Army Corps to raise Mount St. Helens sediment dam
The U.S. Army Corps of Engineers is set to start raising a dam used to catch millions of tons of Mount St. Helens sediment that flows each year from the mountain into the Toutle, Cowlitz and Columbia rivers.
The nearly 37-year-old sediment-retention structure was last raised in 2013. But it has become less and less effective as it fills, shifting from catching about 80% of passing sediment to allowing 80% to pass, a Corps spokesperson said in March.
That has saddled towns along the river with millions of dollars of yearly maintenance and started to fill in the Corps’ Columbia River deep-water shipping channel.
It also has worsened recent flooding along the Cowlitz, according to leaders along the river.

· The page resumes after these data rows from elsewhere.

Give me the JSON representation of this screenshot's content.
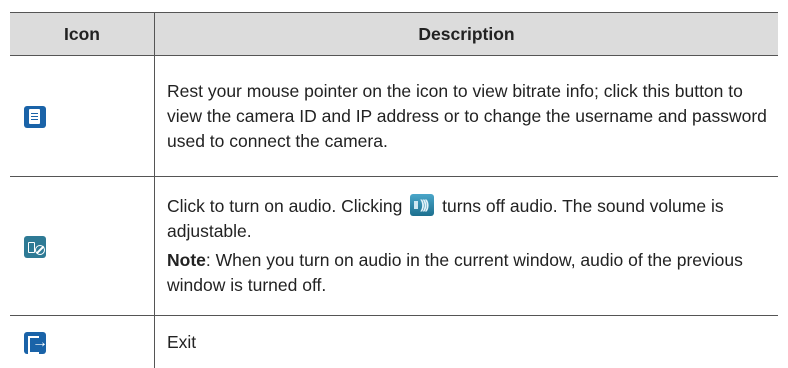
{
  "table": {
    "headers": {
      "icon": "Icon",
      "description": "Description"
    },
    "rows": [
      {
        "icon": "document-icon",
        "description": "Rest your mouse pointer on the icon to view bitrate info; click this button to view the camera ID and IP address or to change the username and password used to connect the camera."
      },
      {
        "icon": "mute-icon",
        "desc_before": "Click to turn on audio. Clicking",
        "inline_icon": "speaker-on-icon",
        "desc_after": "turns off audio. The sound volume is adjustable.",
        "note_label": "Note",
        "note_text": ": When you turn on audio in the current window, audio of the previous window is turned off."
      },
      {
        "icon": "exit-icon",
        "description": "Exit"
      }
    ]
  },
  "colors": {
    "header_bg": "#dcdcdc",
    "icon_blue": "#1a63a8",
    "border": "#555555"
  }
}
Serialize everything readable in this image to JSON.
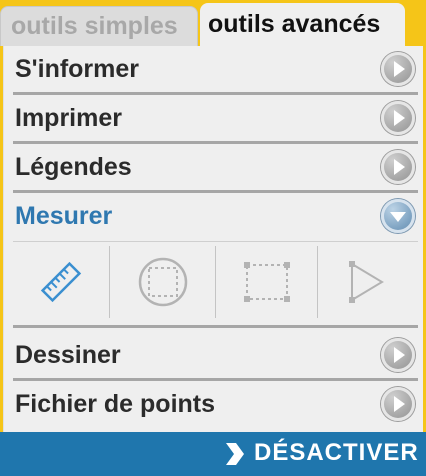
{
  "tabs": {
    "simple_label": "outils simples",
    "advanced_label": "outils avancés"
  },
  "menu": {
    "items": [
      {
        "label": "S'informer",
        "icon": "play-arrow-icon"
      },
      {
        "label": "Imprimer",
        "icon": "play-arrow-icon"
      },
      {
        "label": "Légendes",
        "icon": "play-arrow-icon"
      },
      {
        "label": "Mesurer",
        "icon": "chevron-down-icon",
        "expanded": true
      },
      {
        "label": "Dessiner",
        "icon": "play-arrow-icon"
      },
      {
        "label": "Fichier de points",
        "icon": "play-arrow-icon"
      }
    ]
  },
  "measure_tools": [
    {
      "icon": "ruler-icon",
      "active": true
    },
    {
      "icon": "circle-measure-icon",
      "active": false
    },
    {
      "icon": "rectangle-measure-icon",
      "active": false
    },
    {
      "icon": "polygon-measure-icon",
      "active": false
    }
  ],
  "footer": {
    "deactivate_label": "DÉSACTIVER"
  },
  "colors": {
    "frame": "#f5c518",
    "panel": "#efefef",
    "active_text": "#2f78b0",
    "footer": "#1f76ad"
  }
}
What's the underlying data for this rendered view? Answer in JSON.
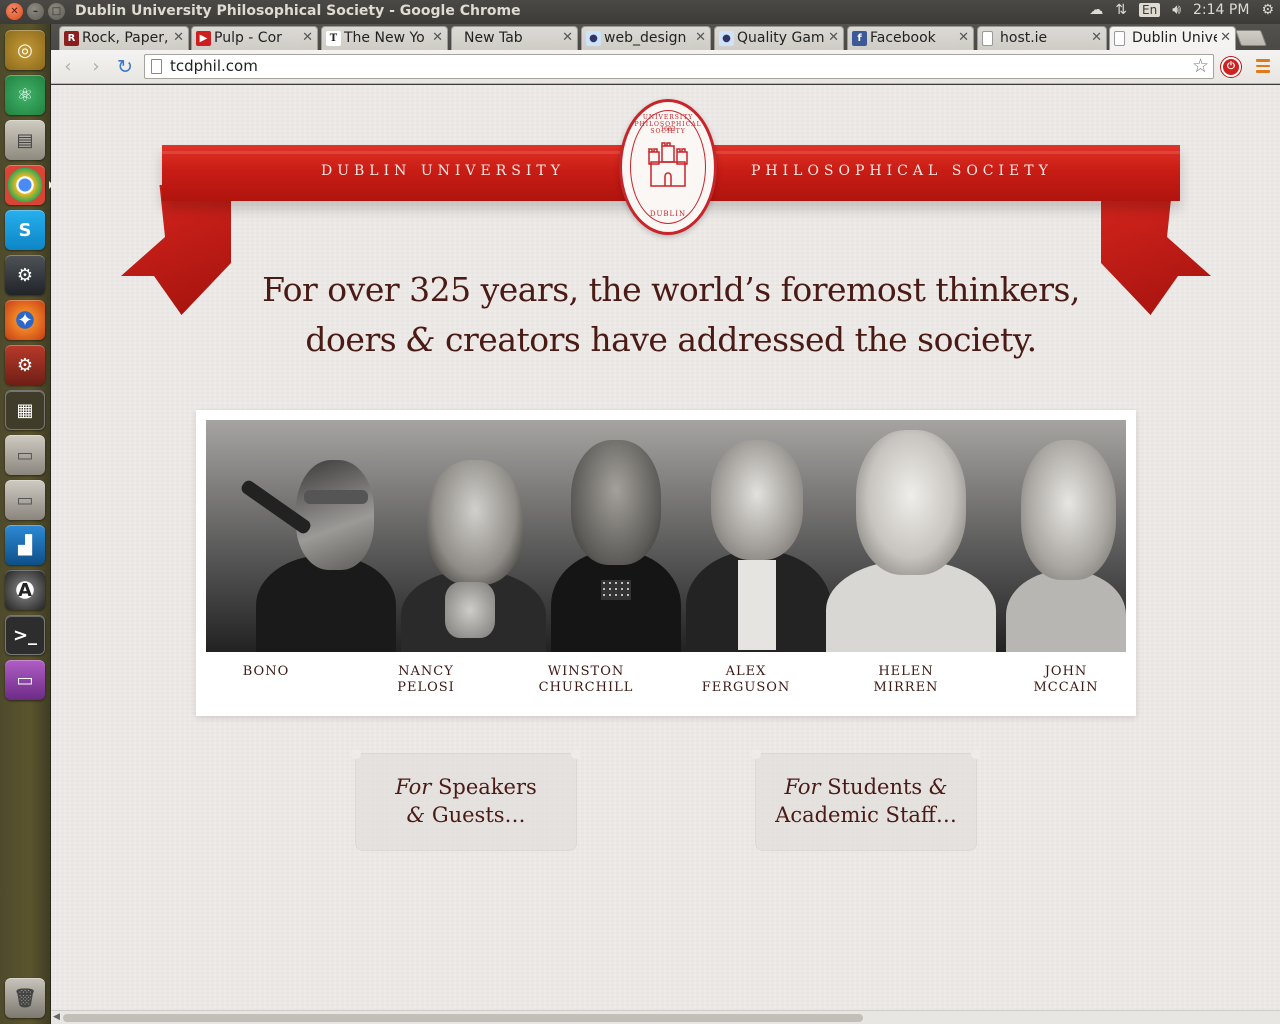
{
  "os": {
    "window_title": "Dublin University Philosophical Society - Google Chrome",
    "lang": "En",
    "clock": "2:14 PM"
  },
  "tabs": [
    {
      "label": "Rock, Paper,",
      "favicon": "rps-icon",
      "color": "#8b1e1e"
    },
    {
      "label": "Pulp - Cor",
      "favicon": "youtube-icon",
      "color": "#cc1f1f"
    },
    {
      "label": "The New Yo",
      "favicon": "nyt-icon",
      "color": "#222222"
    },
    {
      "label": "New Tab",
      "favicon": "",
      "color": ""
    },
    {
      "label": "web_design",
      "favicon": "reddit-icon",
      "color": "#5f99cf"
    },
    {
      "label": "Quality Gam",
      "favicon": "reddit-icon",
      "color": "#5f99cf"
    },
    {
      "label": "Facebook",
      "favicon": "facebook-icon",
      "color": "#3b5998"
    },
    {
      "label": "host.ie",
      "favicon": "page-icon",
      "color": "#999999"
    },
    {
      "label": "Dublin Unive",
      "favicon": "page-icon",
      "color": "#999999"
    }
  ],
  "browser": {
    "url": "tcdphil.com"
  },
  "page": {
    "ribbon_left": "DUBLIN UNIVERSITY",
    "ribbon_right": "PHILOSOPHICAL SOCIETY",
    "seal_top": "UNIVERSITY PHILOSOPHICAL SOCIETY",
    "seal_year": "1683",
    "seal_bottom": "DUBLIN",
    "headline_line1": "For over 325 years, the world’s foremost thinkers,",
    "headline_line2a": "doers",
    "headline_amp": "&",
    "headline_line2b": "creators have addressed the society.",
    "speakers": [
      {
        "line1": "BONO",
        "line2": ""
      },
      {
        "line1": "NANCY",
        "line2": "PELOSI"
      },
      {
        "line1": "WINSTON",
        "line2": "CHURCHILL"
      },
      {
        "line1": "ALEX",
        "line2": "FERGUSON"
      },
      {
        "line1": "HELEN",
        "line2": "MIRREN"
      },
      {
        "line1": "JOHN",
        "line2": "MCCAIN"
      }
    ],
    "tickets": [
      {
        "it1": "For",
        "rest1": " Speakers",
        "it2": "&",
        "rest2": " Guests…"
      },
      {
        "it1": "For",
        "rest1": " Students ",
        "amp": "&",
        "line2": "Academic Staff…"
      }
    ]
  }
}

“It’s one of the things that we have known that we needed,” John Morgan, a spokesman for the Corps’ local operations, said last year. “It just takes a long time to get through the process, and now we’re at that point.”
Valley floor raised 100 feet in three decades
The Corps plans to raise the part of the dam that the North Fork Toutle River flows over before continuing onto the Toutle, Cowlitz and Columbia rivers.
The higher crest will slow down the sediment-packed water in the valley behind the structure, allowing heavier sediment to fall to the valley floor before passing over the structure’s spillway.
Since the dam was constructed in 1989, the sediment it caught raised the mileslong valley floor by about 100 feet, Corps local spokesperson Kerry Solan said last May, meaning its capacity shrinks every day.
The contract to raise the dam’s crest is currently out for bids, Solan said this week, and the contract will likely be awarded at the end of February.
A June listing for the project on the federal government’s contracting website said the project is valued between $25 million and $100 million.
Solan said the Corps expects to start construction by summer 2026 and added that it must be done by October 2027.
A waning solution
The sediment problem became clear the morning after Mount St. Helens’ 1980 eruption sent 1 million Olympic swimming pools’ worth of debris into the upper Toutle Valley, Col. Terry Connell told the Columbian in May. He was the commander of the Portland District back then.
In an 8 a.m. meeting the morning after the blast, a colleague told Connell that the sediment had made it to the Columbia River’s shipping channel, filling in the then-32-foot-deep channel to a depth of 12 feet by about 2 a.m. – and trapping a ship “right smack in the middle of the channel.”
The agency jumped into dredging operations in the Toutle, Cowlitz and Columbia rivers.
Before the eruption, Connell said, the Corps had been dredging about 10 million cubic yards of material at the mouth of the Columbia every year, as well as about 10 million yards from the river’s shipping channel. Then, in an instant, it had about 250 million cubic yards to deal with, Connell said.
In the months and years after the eruption, the long-term impacts started to come into focus, and in 1986 the Corps started construction on the sediment-retention structure to stop the practically unending flow of sediment near its source.
The resulting 2,300-foot-long, 180-foot-tall dam across the North Fork Toutle River valley was designed to catch about 260 million cubic yards of sediment over a 50-year period.
It certainly hasn’t failed in that mission, though the dam required a raise in 2013 similar to the one expected to begin next year.
Still, a report by the U.S. Geological Survey shows millions of tons of sediment has continued to make it past the structure every year – and the issue is getting worse.
Cowlitz River flooding worries
The growing problem has cost cities along the river millions in clogged drinking water intake systems, blocked wastewater outputs and filled-in port berths.
According to public works leaders around the county, it also has worsened flooding along the Cowlitz River.
“I can’t dump a 5-gallon bucket of sand in my bathtub and expect to have the same amount of water capacity in that bathtub,” Scott Neves, director of the county Department of Emergency Management, said last week.
Kelso’s public works manager, Castle Rock’s public works director and Longview’s public works director/assistant city manager echoed that.
In October, more than a dozen leaders around the county sent a letter to the Corps asking the agency to dredge the river for flood risk. The Corps, in a November response letter obtained by the Daily News, did not address that request.
The agency is authorized to dredge the river but has not received money from Congress to carry out that work. It has been hit by at least $1.5 billion in cuts by the Trump administration this year.
The sediment issue, meanwhile, has become especially urgent during recent flooding, which worsens the problem.
The U.S. Geological Survey report found that an average of 25% of the sediment that makes it over the dam each year does so in just a single flood event.
“We’re in the infancy of all this sediment settling out,” Solan said. “Over the next millennia, this sediment will continue to move. We know we’re going to have to keep doing these crest raises.”